WASHINGTON - The Office of the Comptroller of the Currency on Thursday released rules meant to encourage banks to make fair-lending self- assessments.
The office said in an interim guideline that it will not require a bank to disclose self-assessment results unless they are used in defense against charges of lending bias.
The agency also said it will not take enforcement actions against a bank that discovers a lending bias problem through a self-assessment and then takes steps to correct it. But the Comptroller's office said federal law still requires it to refer the case to the Justice Department.
The office also gave banks an incentive to release self-testing results. Banks that do so will get a streamlined fair-lending exam, said Bert Otto, assistant deputy comptroller for compliance management. Rather than conduct a loan file review, examiners will simply check the validity of a bank's self-assessment, he said.
Fair-lending self-assessments can include mystery shopper programs or internal loan reviews.
"Overall this is a major plus," said Paul H. Schieber, a partner at Blank, Rome, Comisky & McCauley in Philadelphia. "They have finally felt the pressure and reduced to writing what they have been telling the banks. That is helpful."

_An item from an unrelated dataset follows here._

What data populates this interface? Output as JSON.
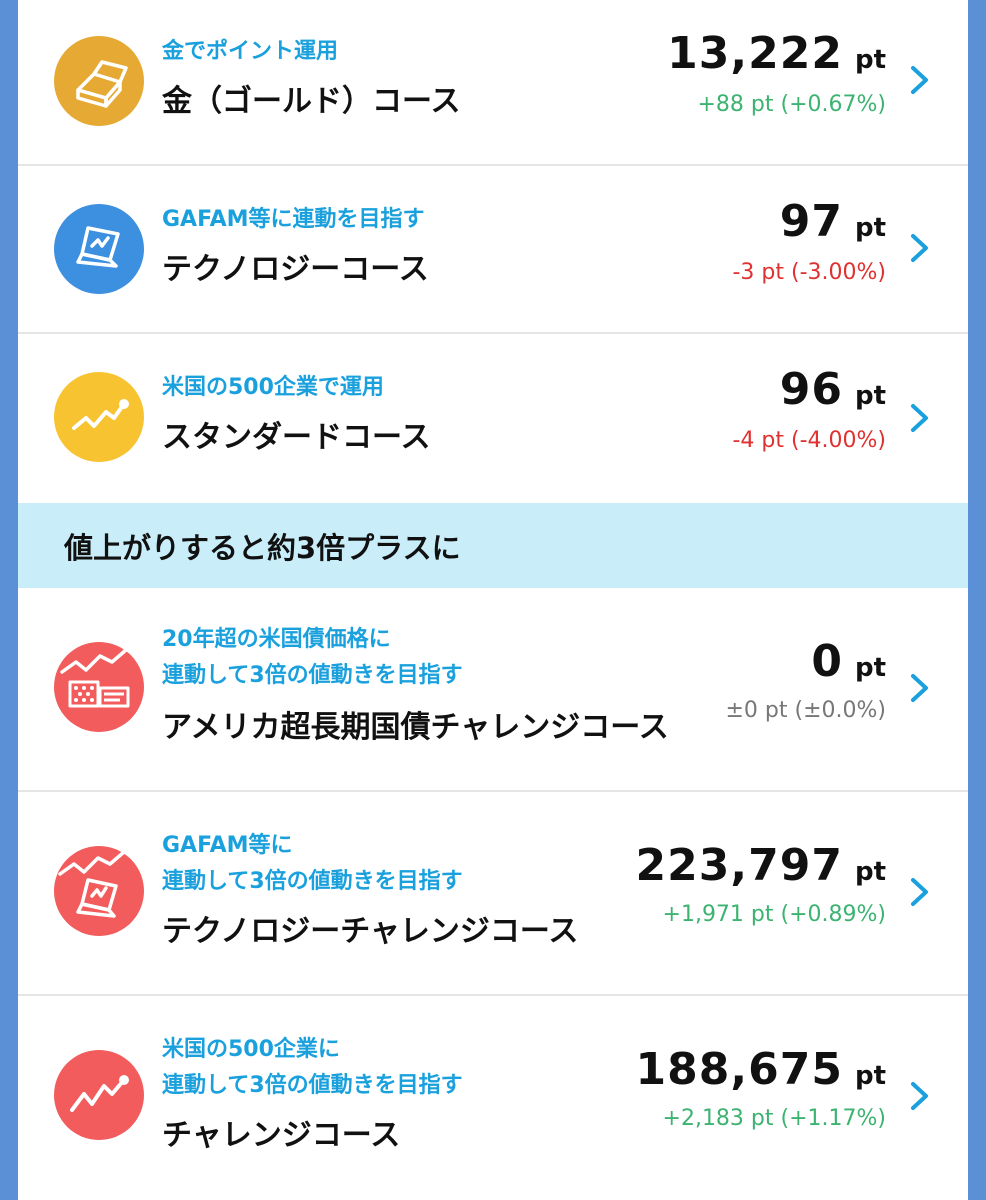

"I think the OCC has granted as much privilege as they believe they legally can to encourage banks to undertake self-assessments and self- corrections," said Paul Alan Smith, senior federal counsel at the American Bankers Association. "It is a positive."
But Mr. Schieber warned the policy does not provide "lock-solid protection." The government will seek these test results if a fair-lending complaint goes to court, he said.
Bankers asked the Justice Department and the banking agencies last fall to clarify whether they would seek the results of bank self-tests. The Justice Department said in a statement last winter that it would not base a case on a bank's self-assessment, but would use the results during litigation. The banking agencies expressed similar sentiments.